Sometimes it seems that new data can appear from nowhere by making connections between new and undiscovered data. Until the twentieth century one could argue that the subatomic particle the neutrino did not exist. Nobody had ever seen one or detected one or even thought of one until a theory of their existence was postulated. After that, a machine to detect them was built and for the first time in the long history of life on earth a being (humans) detected neutrinos. The neutrinos might have always been there but this new information was found by a string of connections that led to their discovery and observation.

The ability to make connections can create data be interpolation and it is this ability that can explode the quantity of possibilities from a small number to a vast one; thus the total possible data in the universe is dependent not on the mere storage capacity but the interpolation and extrapolation capacity too.
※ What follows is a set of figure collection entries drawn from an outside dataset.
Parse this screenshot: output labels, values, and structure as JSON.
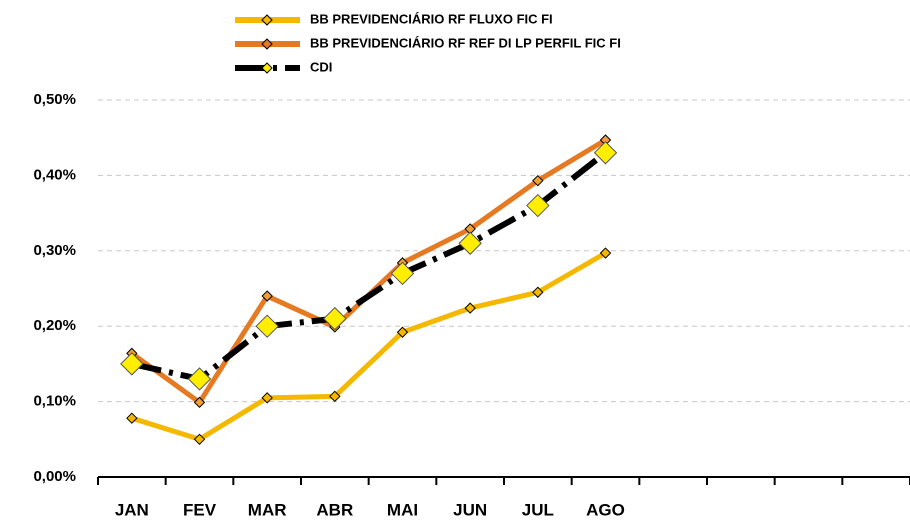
{
  "chart_data": {
    "type": "line",
    "categories": [
      "JAN",
      "FEV",
      "MAR",
      "ABR",
      "MAI",
      "JUN",
      "JUL",
      "AGO",
      null,
      null,
      null,
      null
    ],
    "series": [
      {
        "name": "BB PREVIDENCIÁRIO RF FLUXO FIC FI",
        "color": "#f5b800",
        "dash": false,
        "values": [
          0.078,
          0.05,
          0.105,
          0.107,
          0.192,
          0.224,
          0.245,
          0.297,
          null,
          null,
          null,
          null
        ]
      },
      {
        "name": "BB PREVIDENCIÁRIO RF REF DI LP PERFIL FIC FI",
        "color": "#e57a22",
        "dash": false,
        "values": [
          0.164,
          0.099,
          0.24,
          0.199,
          0.284,
          0.329,
          0.393,
          0.447,
          null,
          null,
          null,
          null
        ]
      },
      {
        "name": "CDI",
        "color": "#000000",
        "dash": true,
        "values": [
          0.15,
          0.13,
          0.2,
          0.21,
          0.27,
          0.31,
          0.36,
          0.43,
          null,
          null,
          null,
          null
        ]
      }
    ],
    "ylim": [
      0,
      0.5
    ],
    "yticks": [
      {
        "value": 0,
        "label": "0,00%"
      },
      {
        "value": 0.1,
        "label": "0,10%"
      },
      {
        "value": 0.2,
        "label": "0,20%"
      },
      {
        "value": 0.3,
        "label": "0,30%"
      },
      {
        "value": 0.4,
        "label": "0,40%"
      },
      {
        "value": 0.5,
        "label": "0,50%"
      }
    ],
    "grid": true
  }
}
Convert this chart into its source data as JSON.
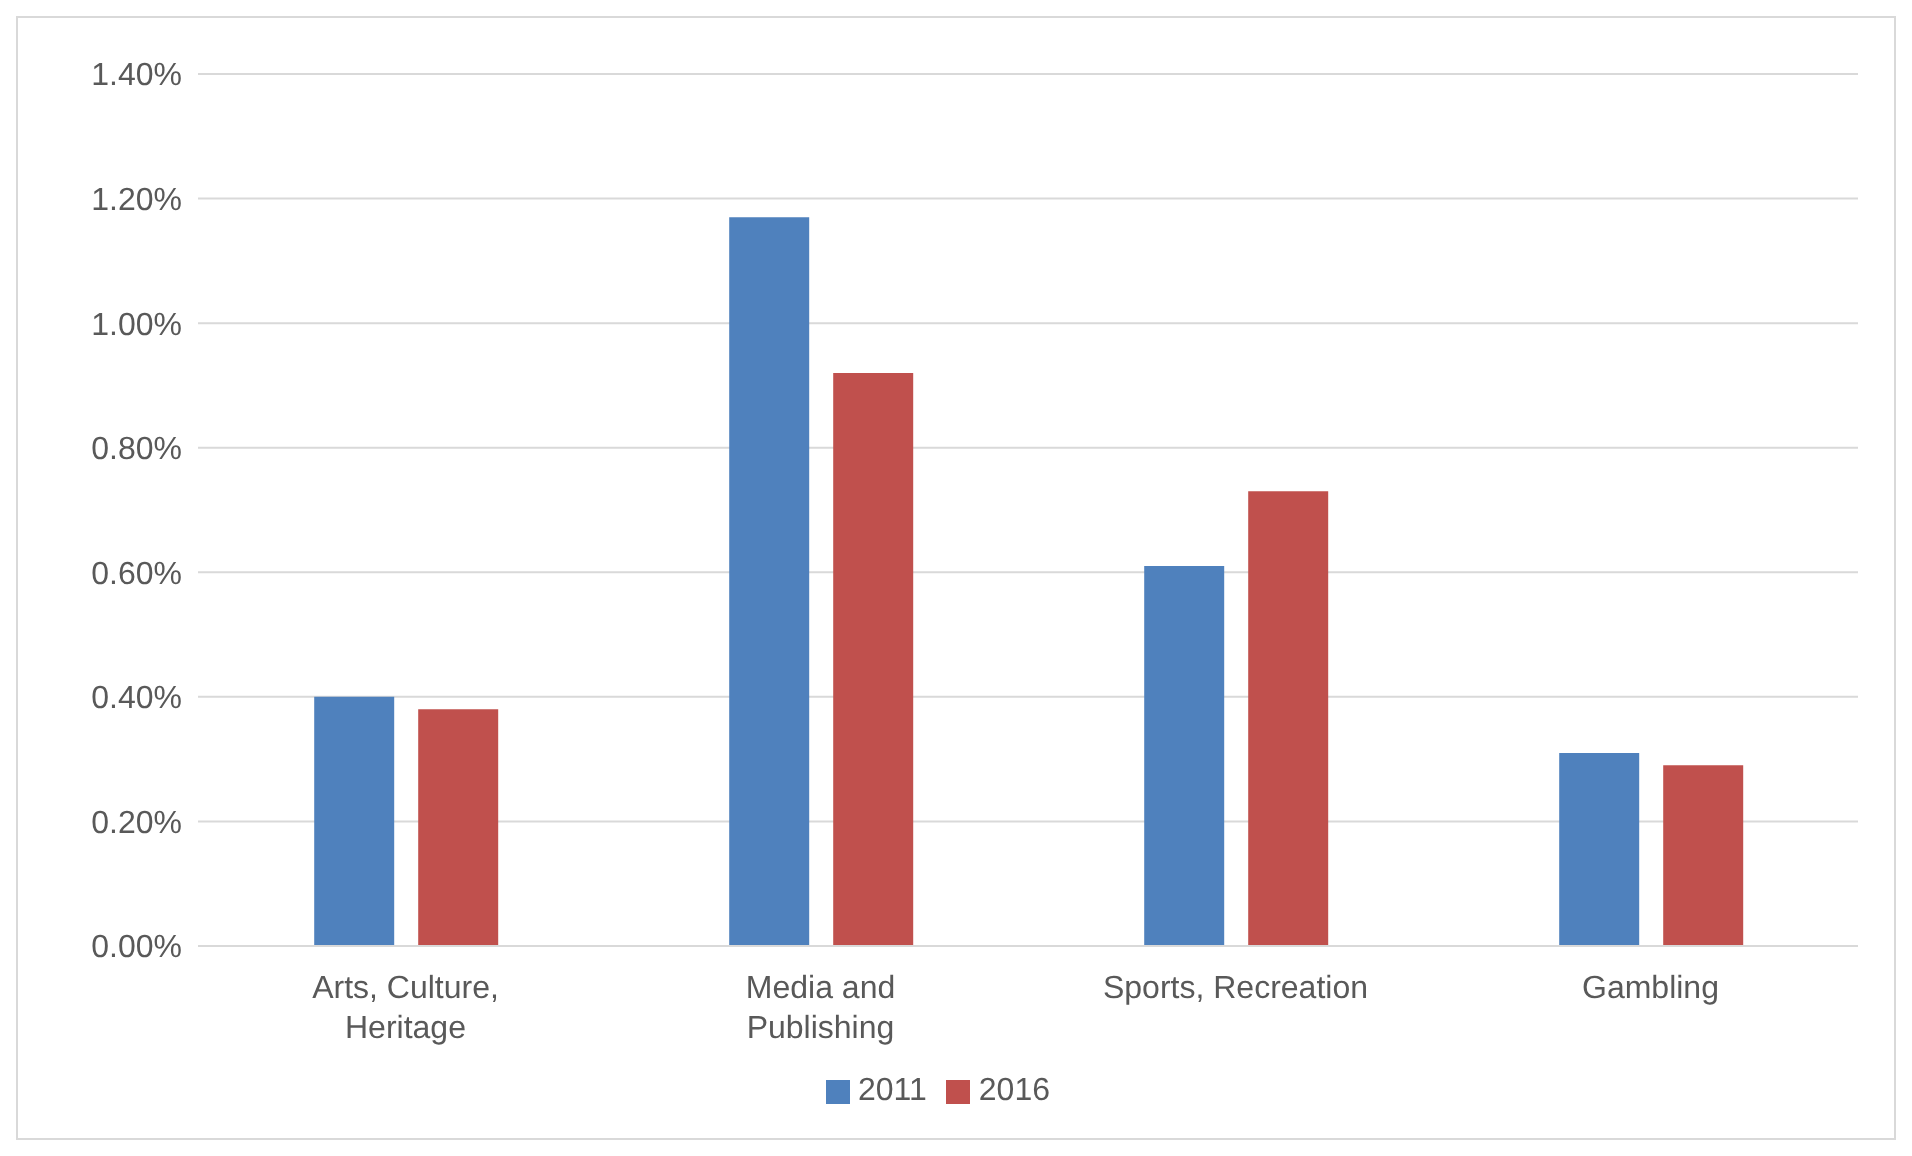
{
  "chart_data": {
    "type": "bar",
    "categories": [
      "Arts, Culture, Heritage",
      "Media and Publishing",
      "Sports, Recreation",
      "Gambling"
    ],
    "series": [
      {
        "name": "2011",
        "color": "#4f81bd",
        "values": [
          0.4,
          1.17,
          0.61,
          0.31
        ]
      },
      {
        "name": "2016",
        "color": "#c0504d",
        "values": [
          0.38,
          0.92,
          0.73,
          0.29
        ]
      }
    ],
    "ylim": [
      0,
      1.4
    ],
    "yticks": [
      {
        "value": 0,
        "label": "0.00%"
      },
      {
        "value": 0.2,
        "label": "0.20%"
      },
      {
        "value": 0.4,
        "label": "0.40%"
      },
      {
        "value": 0.6,
        "label": "0.60%"
      },
      {
        "value": 0.8,
        "label": "0.80%"
      },
      {
        "value": 1.0,
        "label": "1.00%"
      },
      {
        "value": 1.2,
        "label": "1.20%"
      },
      {
        "value": 1.4,
        "label": "1.40%"
      }
    ],
    "grid": "y",
    "legend": "bottom"
  }
}
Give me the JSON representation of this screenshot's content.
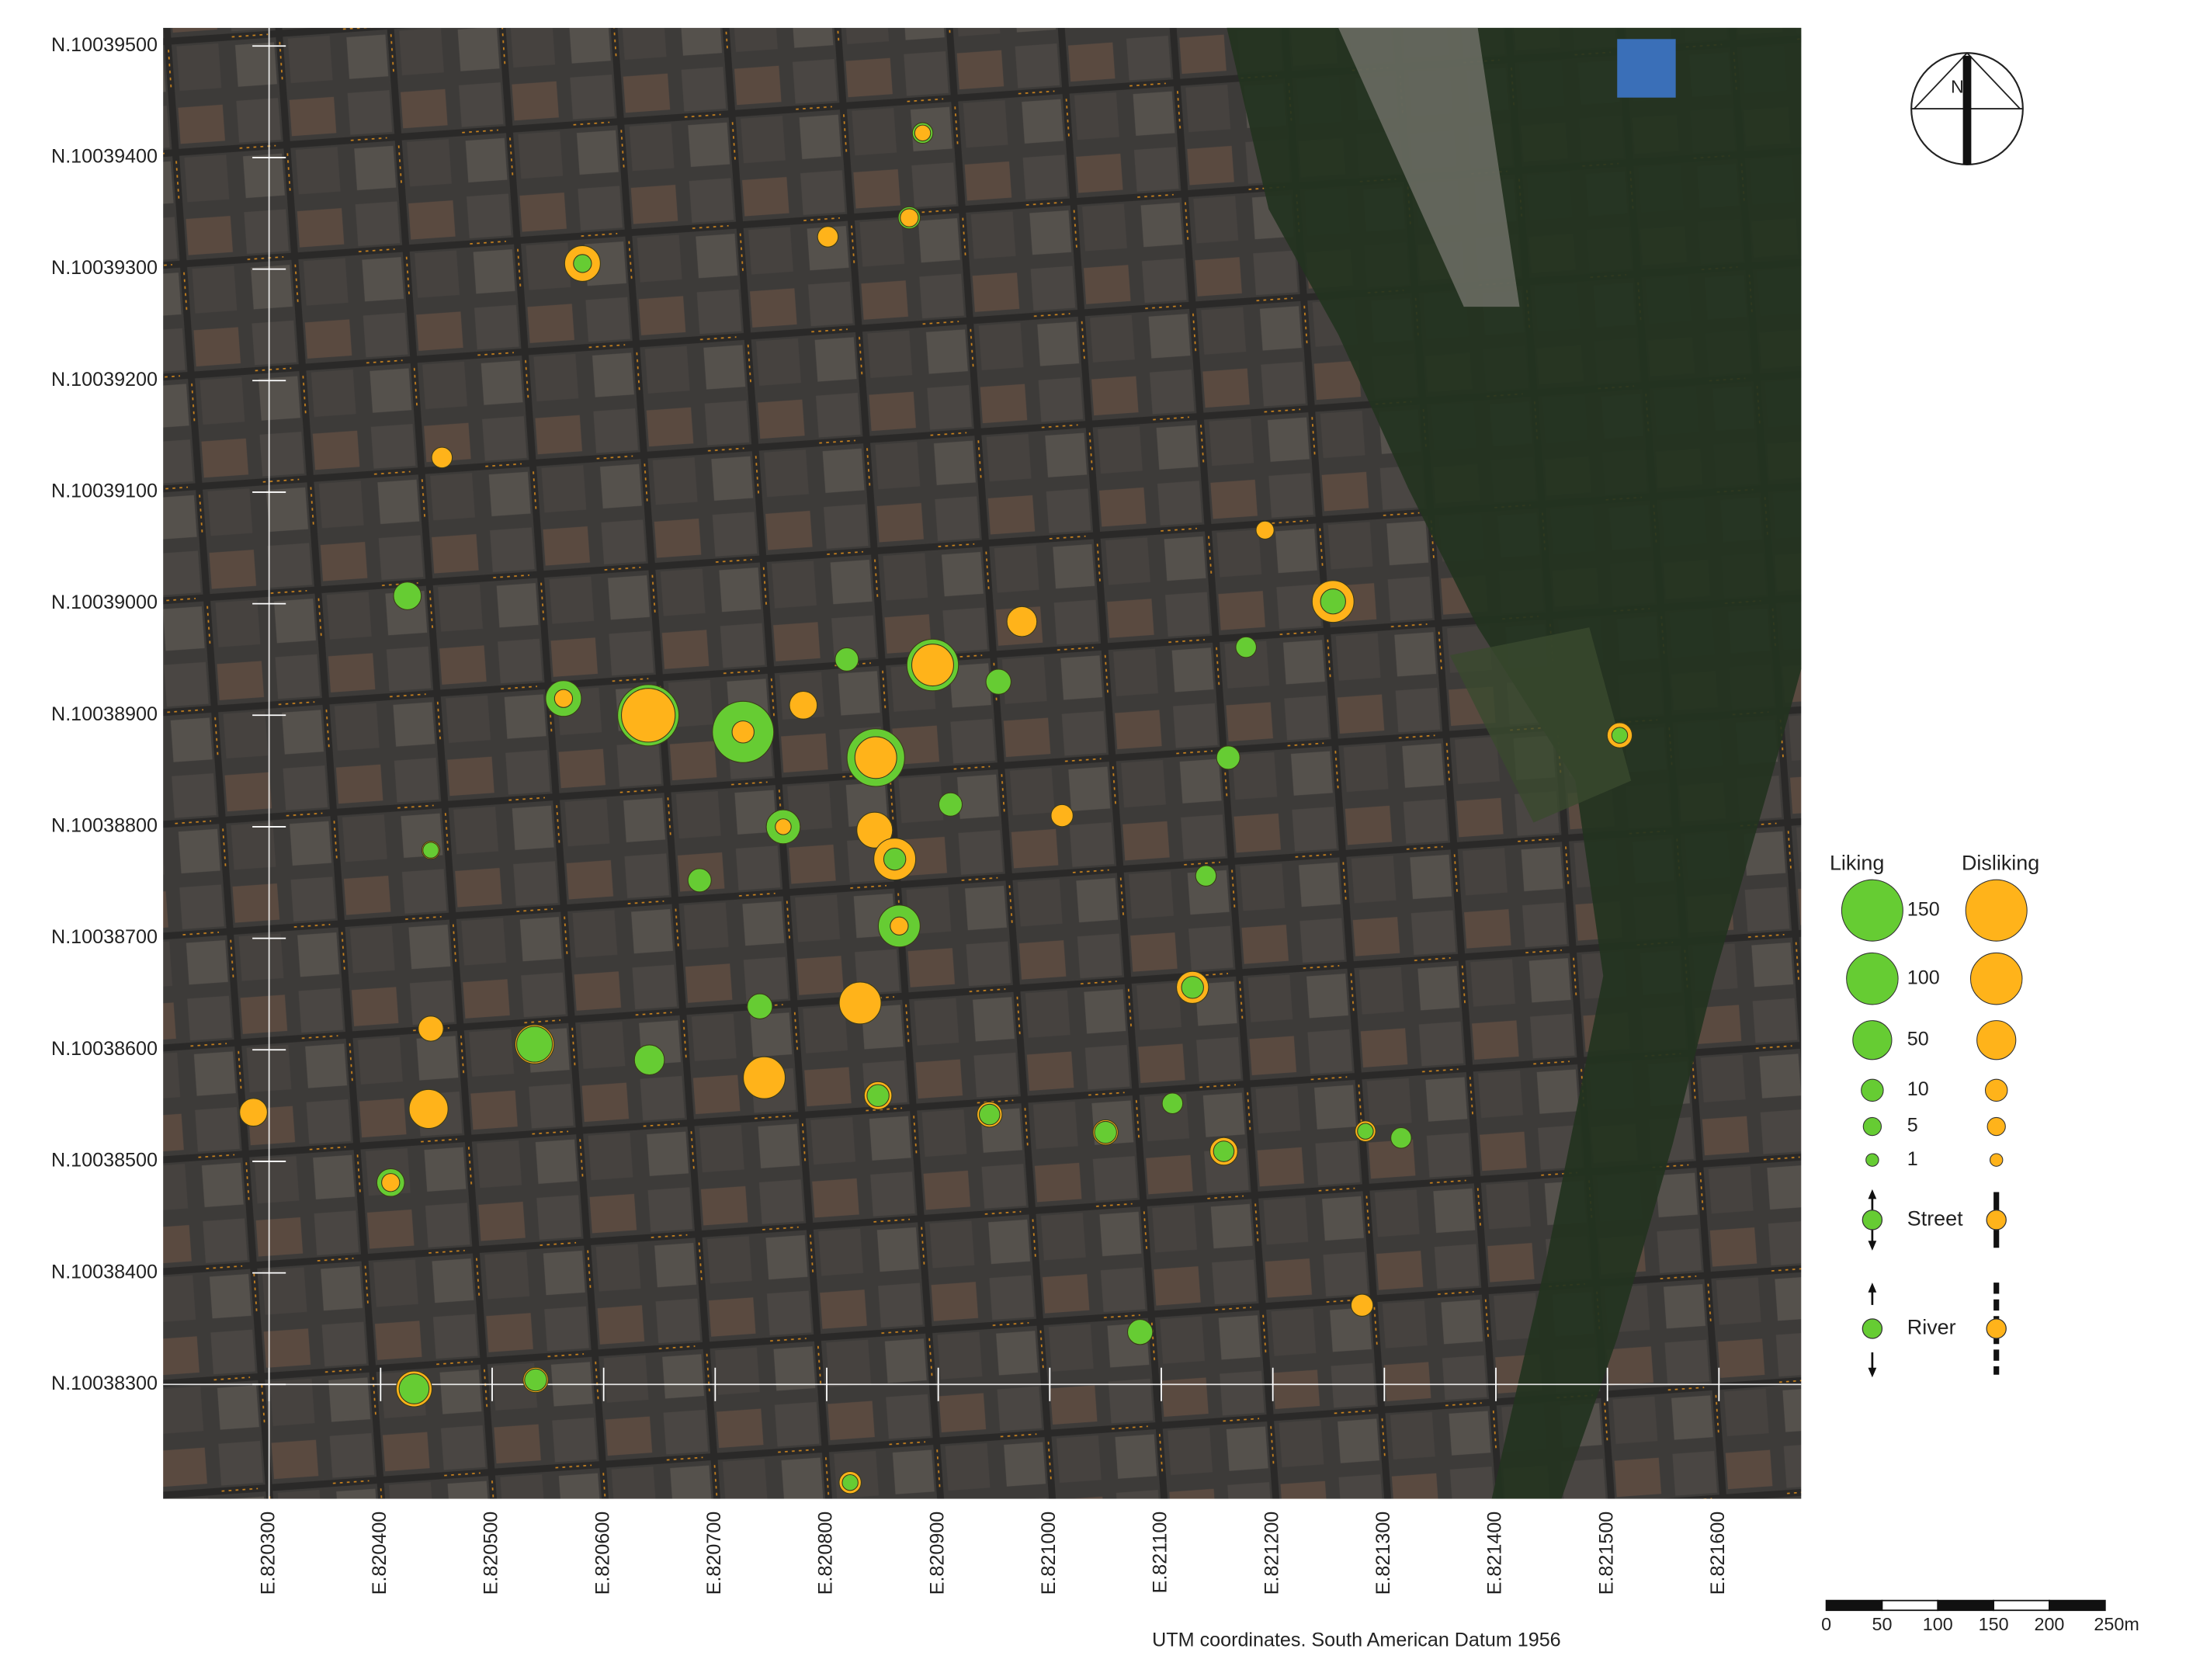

If the number one exists and the number two exists then one point five must exist, and three, and every other number. Can that be definitively proven?

One curious thing bothers me; that whenever science is on the brink of discovering or explaining "everything" a new niggling unknown appears and creates a whole new area of uncertainty. This seems to constantly happen: Just one more tiny step until we get there. It's almost as if the proportion of what is unknown to what is known is constant, and that with every new discovery and each certainty an uncertainty must be introduced to counteract it. If this is so, then perhaps the discovery of dark matter, of its concept, was created, amazingly, by the explanation of gravity; the laws that defined one certainty simultaneously created an uncertainty. This might continue forever, creating a universe always one tiny step away from being explained.